We Are All Legends (1981)

We Are All Legends is a fix-up that collects the stories of medieval knight who starts as a honest Christian and over the course of many fantastic adventure becomes increasingly disillusioned with his religion and the world at large. Each stories sees his believes diminished, often because of the things he has to witness, but also because of the things he does himself.

As his conviction in his own goodness as a human being is shattered again and again, he travels farther from his safe environment of western Europe to find a way to make things right or at least end them with dignity. His journey becomes a phantasmagorial tour de force through various mythologies, but salvation becomes evermore unattainable.

This is one of the few books were the genre descriptor dark fantasy fits perfectly. It’s not horror, if we discount the horror of learning more about the world and yourself than you ever wanted to. Neither is it a quest to vanquish evil or something similar. It’s really a man’s journey into the dark aspects of the human condition, however ridiculous or cliched that phrase may sound. Schweitzer style fits that perfectly. It manages an oppressive, despairing atmosphere, without being whiny or being dark in the sense some 14-years old declare themselves to be.

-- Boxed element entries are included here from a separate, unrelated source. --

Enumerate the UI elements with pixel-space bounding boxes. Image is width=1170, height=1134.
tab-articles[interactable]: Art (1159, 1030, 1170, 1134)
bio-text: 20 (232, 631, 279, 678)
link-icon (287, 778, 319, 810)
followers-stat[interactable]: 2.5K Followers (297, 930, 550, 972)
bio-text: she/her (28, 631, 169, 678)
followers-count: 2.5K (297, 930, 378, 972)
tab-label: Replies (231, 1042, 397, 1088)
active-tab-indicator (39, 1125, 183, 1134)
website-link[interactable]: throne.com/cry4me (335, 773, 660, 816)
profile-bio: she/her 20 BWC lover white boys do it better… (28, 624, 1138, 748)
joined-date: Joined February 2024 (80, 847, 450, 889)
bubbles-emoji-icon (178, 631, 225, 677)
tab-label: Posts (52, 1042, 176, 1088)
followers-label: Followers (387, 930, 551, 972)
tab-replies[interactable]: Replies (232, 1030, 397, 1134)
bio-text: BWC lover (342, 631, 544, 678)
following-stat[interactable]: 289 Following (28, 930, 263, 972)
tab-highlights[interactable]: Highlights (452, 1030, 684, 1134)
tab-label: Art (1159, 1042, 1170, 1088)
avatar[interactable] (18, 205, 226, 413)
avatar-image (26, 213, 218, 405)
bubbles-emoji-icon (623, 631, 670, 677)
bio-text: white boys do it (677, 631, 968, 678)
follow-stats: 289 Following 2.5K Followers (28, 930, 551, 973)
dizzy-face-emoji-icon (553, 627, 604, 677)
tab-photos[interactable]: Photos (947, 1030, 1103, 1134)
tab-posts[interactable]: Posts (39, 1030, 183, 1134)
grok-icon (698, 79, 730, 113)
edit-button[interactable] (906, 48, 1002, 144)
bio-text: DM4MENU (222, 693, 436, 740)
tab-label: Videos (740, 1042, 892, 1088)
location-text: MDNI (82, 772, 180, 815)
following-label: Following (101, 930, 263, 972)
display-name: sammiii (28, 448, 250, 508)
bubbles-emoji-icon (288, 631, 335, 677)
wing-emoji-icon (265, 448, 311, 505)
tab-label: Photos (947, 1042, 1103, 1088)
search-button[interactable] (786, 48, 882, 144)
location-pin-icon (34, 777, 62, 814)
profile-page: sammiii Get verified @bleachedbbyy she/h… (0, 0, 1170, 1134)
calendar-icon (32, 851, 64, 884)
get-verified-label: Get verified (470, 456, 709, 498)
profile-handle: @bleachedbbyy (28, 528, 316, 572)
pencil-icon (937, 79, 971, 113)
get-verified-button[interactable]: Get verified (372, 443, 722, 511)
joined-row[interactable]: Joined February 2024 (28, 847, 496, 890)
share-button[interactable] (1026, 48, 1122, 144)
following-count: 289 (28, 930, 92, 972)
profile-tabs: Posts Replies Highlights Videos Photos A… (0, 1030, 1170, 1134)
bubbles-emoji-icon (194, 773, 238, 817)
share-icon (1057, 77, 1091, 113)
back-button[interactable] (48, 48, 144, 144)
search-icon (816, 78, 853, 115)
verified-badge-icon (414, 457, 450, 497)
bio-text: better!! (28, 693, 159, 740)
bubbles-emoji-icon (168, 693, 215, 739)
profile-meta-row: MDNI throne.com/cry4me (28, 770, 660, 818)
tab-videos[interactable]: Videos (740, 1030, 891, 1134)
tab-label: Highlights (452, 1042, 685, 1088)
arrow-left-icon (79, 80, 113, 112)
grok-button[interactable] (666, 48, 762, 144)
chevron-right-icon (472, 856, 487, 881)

The main character’s self-realization that he really isn’t a good person, or at least not as good as he believed in the past and that his own survival will always comes first, is rare for a character in the fantasy genre. The ending (which is of a kind I normally dislike) fits perfectly too, offering no salvation, but an explanation for what is happening. It makes sense given the entire framework in which these stories operate.

New Voices in the Dark (2006)

Another collection of Ito material, which starts where part of the material from the first Voices in the Dark stopped off. The second story is part of the same universe (Soichi stories) and shows a young Soichi and how he deals with a pet his sister brought home. That story started pretty strong and the creatures the cat brought back from wherever it went were really fascinating, but like so often with Ito’s stories the ending was a let-down.

In The Valley of Mirrors has a very intriguing set-up and the story behind the mystery was quite interesting too, but the basic plot of the story itself was negligible. Despite there not being much of a story to speak about (backstory does not equals story IMHO) it works. The other entries include a guy trying to read too much (okay), a song that sticks in your head (pretty good) and the last one about slackers eating something they shouldn’t (pretty fun in a horrific kind of way). Your typical Ito collection, interesting even if most of the stories fall apart toward the end.